水上 陽 院長の独自取材記事
みずかみクリニック
(生駒郡斑鳩町/王寺駅)
最終更新日:2024/10/08
竜田大橋バス停から徒歩2分、王寺駅・新王寺駅から車で7分ほど。豊かな自然と風情ある町並みが残る斑鳩の地に2024年8月にオープンした「みずかみクリニック」。水上陽院長はその名のとおり、太陽のような笑顔が印象的な明るい雰囲気のドクターだ。その人柄を慕って、勤務医時代の患者が遠方から来院することもしばしばだという。

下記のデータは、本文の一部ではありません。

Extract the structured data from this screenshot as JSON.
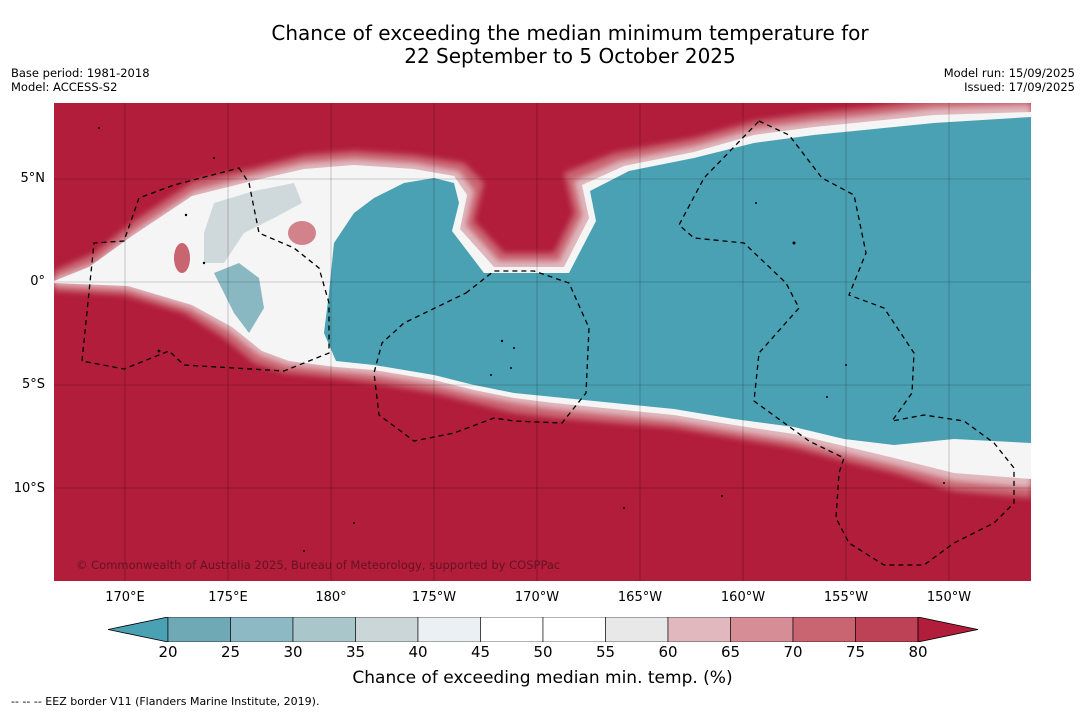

水上院長は、開業前は外科の医師として臨床現場の第一線で数々の手術に携わり、特に肛門をはじめとする消化器の専門性を磨いた。同院ではその経験を生かし、内科、外科などに幅広く対応。胃・大腸内視鏡検査や痔の日帰り手術にも力を注ぐ。精密な検査のためのCTや、AIシステム搭載の内視鏡など先進機器の導入をしている。今回は水上院長が医師になったきっかけや開業へのこだわりを聞き、その熱意の源を探った。
(取材日2024年9月2日)
病院医療の一線から、早期発見をめざす地域密着医療へ
院長が医師の道を選んだ理由は何だったのでしょうか。
医師になりたいと思ったきっかけは、私をとてもかわいがってくれていた親戚が30代の若さで病気で亡くなったことでした。当時、高校生だった私は大きなショックを受け、医学部をめざすことを決めたのです。神戸大学入学後は、がんの治療に携わりたいと先生に相談し、外科の道を進むことを勧められました。それから外科に詳しいさまざまな先生に話を聞いて勉強を重ね、卒業後は京都大学の外科教室にて学びました。その後は大きな病院で勤務するようになり、消化器内科を専門としつつ、外科全般の手術を行ってきました。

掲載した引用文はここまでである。